Currently Enrolling Trials
Blenrep (belantamab mafodotin-blmf) is a B-cell maturation antigen (BCMA)-directed antibody and microtubule inhibitor conjugate.
Blenrep is specifically indicated for the treatment of adult patients with relapsed or refractory multiple myeloma who have received at least 4 prior therapies including an anti-CD38 monoclonal antibody, a proteasome inhibitor, and an immunomodulatory agent.

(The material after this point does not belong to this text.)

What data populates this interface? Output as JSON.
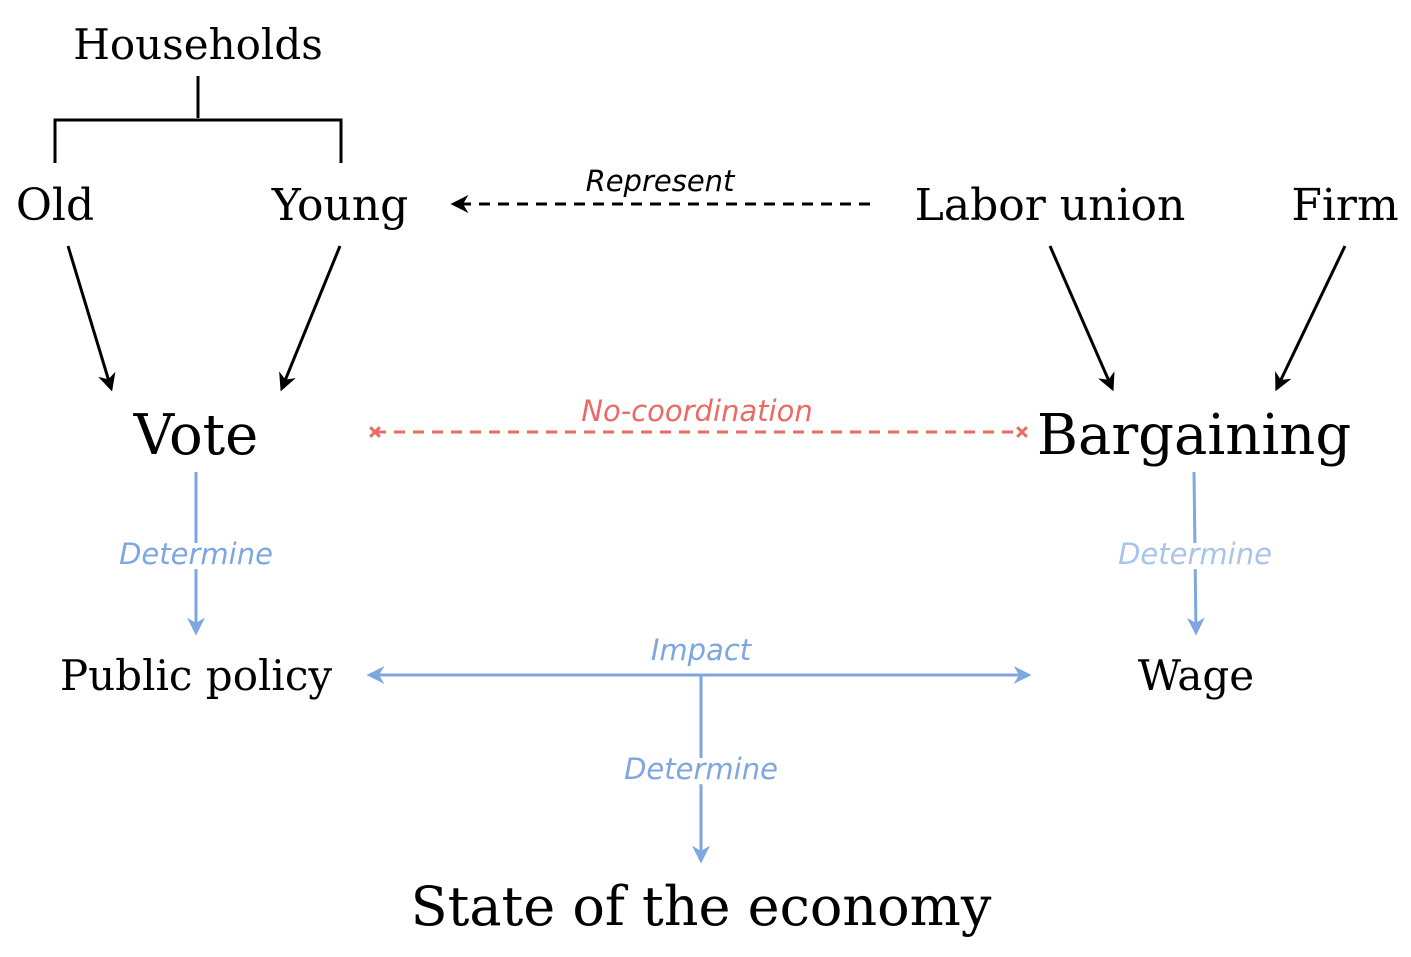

Blenrep is supplied as a solution for intravenous injection. The recommended dosage of Blenrep is 2.5 mg/kg of actual body weight given as an intravenous infusion over approximately 30 minutes once every 3 weeks until disease progression or unacceptable toxicity.
Mechanism of Action
Blenrep (belantamab mafodotin-blmf) is an antibody-drug conjugate (ADC). The antibody component is an afucosylated IgG1 directed against BCMA, a protein expressed on normal B lymphocytes and multiple myeloma cells. The small molecule component is MMAF, a microtubule inhibitor. Upon binding to BCMA, belantamab mafodotin-blmf is internalized followed by release of MMAF via proteolytic cleavage. The released MMAF intracellularly disrupts the microtubule network, leading to cell cycle arrest and apoptosis. Belantamab mafodotin-blmf had antitumor activity in multiple myeloma cells and mediated killing of tumor cells through MMAF-induced apoptosis, as well as by tumor cell lysis through antibody-dependent cellular cytotoxicity (ADCC) and antibody-dependent cellular phagocytosis (ADCP).
Adverse effects associated with the use of Blenrep may include, but are not limited to, the following:
- keratopathy (corneal epithelium change on eye exam)
- decreased visual acuity
- blurred vision
- infusion-related reactions
- grade 3 or 4 laboratory abnormalities including platelets decreased, lymphocytes decreased, hemoglobin decreased, neutrophils decreased, creatinine increased, and gamma-glutamyl transferase increased
The Blenrep drug label comes with the following Black Box Warning: Blenrep caused changes in the corneal epithelium resulting in changes in vision, including severe vision loss and corneal ulcer, and symptoms, such as blurred vision and dry eyes. Conduct ophthalmic exams at baseline, prior to each dose, and promptly for worsening symptoms. Withhold Blenrep until improvement and resume, or permanently discontinue, based on severity. Blenrep is available only through a restricted program, called the Blenrep REMS.
Clinical Trial Results
The FDA granted accelerated approval to Blenrep for the treatment of adult patients with relapsed or refractory multiple myeloma who have received at least 4 prior therapies including an anti-CD38 monoclonal antibody, a proteasome inhibitor, and an immunomodulatory agent. Continued approval for this indication may be contingent upon verification and description of clinical benefit in confirmatory trials.
FDA accelerated approval was based on DREAMM-2, an open-label, multicenter study. Eligible patients had relapsed or refractory multiple myeloma, had previously received 3 or more prior therapies, including an anti-CD38 monoclonal antibody, and were refractory to an immunomodulatory agent and a proteasome inhibitor. Patients received either Blenrep 2.5 mg/kg or 3.4 mg/kg intravenously once every 3 weeks until disease progression or unacceptable toxicity. In the DREAMM-2 study, treatment with single-agent Blenrep 2.5 mg/kg every three weeks demonstrated a clinically meaningful overall response rate (ORR) of 31% (97.5%) in patients who had received a median of seven prior lines of treatment (n=97). The median duration of response (DoR) had not been reached at the six-month analysis, but 73% of responders had a DoR equal to or greater than six months.